Por otra parte, es muy improbable que los odiados tories logren avances significativos en Escocia. El Partido Nacional Escocés no ha quedado todavía totalmente desenmascarado como un partido que aplica la austeridad y probablemente mantenga su base electoral. La victoria electoral en Copeland (distrito electoral donde se eligió recientemente a un diputado tory) probablemente dio esperanzas a May de que los conservadores pueden mejorar su posición en el norte de Inglaterra. Sin embargo, tanto en Copeland como en las elecciones en Stoke el voto tory cayó en términos absolutos. Los tories sólo obtuvieron una victoria raspada en Copeland, porque consiguieron mantener su voto mejor que los laboristas.

La conclusión de las recientes elecciones, desde EEUU a Holanda o Francia, es que los votantes quieren castigar al establishment capitalista, mientras que aquellos partidos y candidatos que se presentan como antiestablishment pueden tener un apoyo de masas. Como Mélenchon en Francia, que presentándose con un programa de izquierdas ha obtenido más del 19% de los votos en la primera vuelta de las presidenciales, a escasos dos puntos de meterse en la segunda vuelta. Jeremy Corbyn ya ha declarado que el laborismo no se opondrá a la celebración de elecciones generales. Ahora necesita lanzar una campaña basada en un programa socialista en beneficio de la clase obrera.

Está claro que la camarilla procapitalista de la cúpula del Partido Laborista, los blairistas y sus afines, en privado dan la bienvenida a estas elecciones porque creen que Corbyn será derrotado y ellos podrán sustituirle con algún líder derechista y proausteridad.
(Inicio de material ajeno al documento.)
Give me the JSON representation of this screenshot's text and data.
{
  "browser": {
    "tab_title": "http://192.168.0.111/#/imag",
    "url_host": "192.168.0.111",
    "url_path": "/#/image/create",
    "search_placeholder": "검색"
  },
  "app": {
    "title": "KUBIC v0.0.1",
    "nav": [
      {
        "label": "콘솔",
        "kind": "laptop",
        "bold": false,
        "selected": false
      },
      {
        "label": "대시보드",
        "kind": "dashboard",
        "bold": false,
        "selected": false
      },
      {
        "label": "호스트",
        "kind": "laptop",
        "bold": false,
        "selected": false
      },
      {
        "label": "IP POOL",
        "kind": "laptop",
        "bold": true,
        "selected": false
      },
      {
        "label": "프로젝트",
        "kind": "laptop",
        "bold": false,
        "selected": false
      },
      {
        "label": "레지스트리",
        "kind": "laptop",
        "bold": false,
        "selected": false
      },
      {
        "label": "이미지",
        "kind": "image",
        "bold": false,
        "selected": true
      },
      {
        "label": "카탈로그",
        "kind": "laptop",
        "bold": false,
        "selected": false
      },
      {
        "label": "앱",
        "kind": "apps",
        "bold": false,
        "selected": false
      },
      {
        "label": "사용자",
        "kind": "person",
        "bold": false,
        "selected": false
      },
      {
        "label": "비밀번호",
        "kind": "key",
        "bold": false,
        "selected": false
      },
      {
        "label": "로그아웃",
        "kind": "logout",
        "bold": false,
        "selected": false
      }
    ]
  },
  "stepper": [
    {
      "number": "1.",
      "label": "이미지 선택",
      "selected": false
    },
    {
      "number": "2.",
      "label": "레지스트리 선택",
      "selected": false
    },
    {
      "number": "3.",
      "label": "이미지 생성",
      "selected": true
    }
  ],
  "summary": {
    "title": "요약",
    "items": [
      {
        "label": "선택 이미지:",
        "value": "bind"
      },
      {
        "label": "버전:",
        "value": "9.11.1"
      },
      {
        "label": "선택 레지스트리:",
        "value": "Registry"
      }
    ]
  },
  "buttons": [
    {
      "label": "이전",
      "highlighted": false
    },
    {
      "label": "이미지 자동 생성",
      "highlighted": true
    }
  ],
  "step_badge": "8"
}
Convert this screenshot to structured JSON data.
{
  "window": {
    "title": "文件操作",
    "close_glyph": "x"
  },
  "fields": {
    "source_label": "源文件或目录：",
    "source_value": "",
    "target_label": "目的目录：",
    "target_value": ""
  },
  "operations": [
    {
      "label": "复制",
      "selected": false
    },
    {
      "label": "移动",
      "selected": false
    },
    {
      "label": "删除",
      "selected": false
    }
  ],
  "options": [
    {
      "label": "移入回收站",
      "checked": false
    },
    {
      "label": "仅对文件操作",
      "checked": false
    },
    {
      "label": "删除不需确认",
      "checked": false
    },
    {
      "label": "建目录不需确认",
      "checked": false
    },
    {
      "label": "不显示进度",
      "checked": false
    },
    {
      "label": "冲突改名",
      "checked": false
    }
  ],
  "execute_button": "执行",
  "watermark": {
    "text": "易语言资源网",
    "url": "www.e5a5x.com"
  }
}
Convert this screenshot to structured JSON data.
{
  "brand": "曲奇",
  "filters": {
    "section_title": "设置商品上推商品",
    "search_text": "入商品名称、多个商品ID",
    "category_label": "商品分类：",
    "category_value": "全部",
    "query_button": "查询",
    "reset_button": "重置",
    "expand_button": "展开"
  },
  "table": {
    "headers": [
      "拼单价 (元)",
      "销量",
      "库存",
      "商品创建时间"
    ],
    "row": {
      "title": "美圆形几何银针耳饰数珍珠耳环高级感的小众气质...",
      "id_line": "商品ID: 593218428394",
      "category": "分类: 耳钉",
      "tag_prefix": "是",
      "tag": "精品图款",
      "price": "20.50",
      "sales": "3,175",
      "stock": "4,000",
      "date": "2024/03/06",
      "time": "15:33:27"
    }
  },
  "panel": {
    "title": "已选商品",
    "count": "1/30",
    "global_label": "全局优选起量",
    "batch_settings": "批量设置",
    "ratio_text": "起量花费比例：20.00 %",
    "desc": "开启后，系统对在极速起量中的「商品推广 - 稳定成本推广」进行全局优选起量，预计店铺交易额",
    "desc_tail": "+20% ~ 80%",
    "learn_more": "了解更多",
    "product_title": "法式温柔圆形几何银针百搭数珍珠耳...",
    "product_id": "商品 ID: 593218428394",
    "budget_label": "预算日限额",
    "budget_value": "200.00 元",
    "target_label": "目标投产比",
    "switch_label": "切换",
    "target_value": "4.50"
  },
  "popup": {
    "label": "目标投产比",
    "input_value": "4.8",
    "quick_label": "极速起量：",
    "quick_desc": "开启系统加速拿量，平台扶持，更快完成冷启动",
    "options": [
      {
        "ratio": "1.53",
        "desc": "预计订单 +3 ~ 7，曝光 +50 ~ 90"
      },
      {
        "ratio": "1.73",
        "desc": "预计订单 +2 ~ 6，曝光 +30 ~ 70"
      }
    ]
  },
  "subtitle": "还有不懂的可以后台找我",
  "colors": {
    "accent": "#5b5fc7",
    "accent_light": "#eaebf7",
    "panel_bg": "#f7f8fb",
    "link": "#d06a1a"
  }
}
Sin embargo, si Corbyn se presenta con un programa socialista claro, a favor de un Brexit en interés de la clase obrera y las capas medias empobrecidas, podría ganar las generales.

Una política por la transformación socialista

La política que defendió y le aupó por primera vez a la dirección del Partido Laborista sería un buen comienzo: la introducción inmediata del salario mínimo de 10 libras la hora, educación gratuita para todos, construcción masiva de viviendas municipales y nacionalización de las empresas ferroviarias y eléctricas. Este programa debería combinarse con medidas inmediatas para poner fin a todos los recortes en servicios públicos y con un compromiso de renacionalizar inmediatamente el Royal Mail, el servicio de Correos.

Corbyn debe dejar claro que expulsará a los que alientan las privatizaciones de los servicios públicos y de la educación. Debería comprometerse con la defensa de un auténtico NHS socialista, bien financiado y de calidad, de acceso libre y gratuito, y bajo control democrático. Estas reivindicaciones deben ir unidas a la necesidad de una transformación socialista fundamental de la sociedad, gestionada en interés de la mayoría y no para el beneficio de unos pocos.

Esta campaña electoral no debería limitarse a discursos y promesas electorales. La campaña para defender el NHS debería ir vinculada al movimiento de masas que comenzó con la manifestación nacional del 4 de marzo. Jeremy Corbyn habló en esa manifestación. Ahora él, junto con el movimiento sindical y las campañas a favor de la sanidad pública, deberían convocar una nueva manifestación, durante la campaña electoral, para movilizar a millones en las calles contra los tories y en defensa del NHS.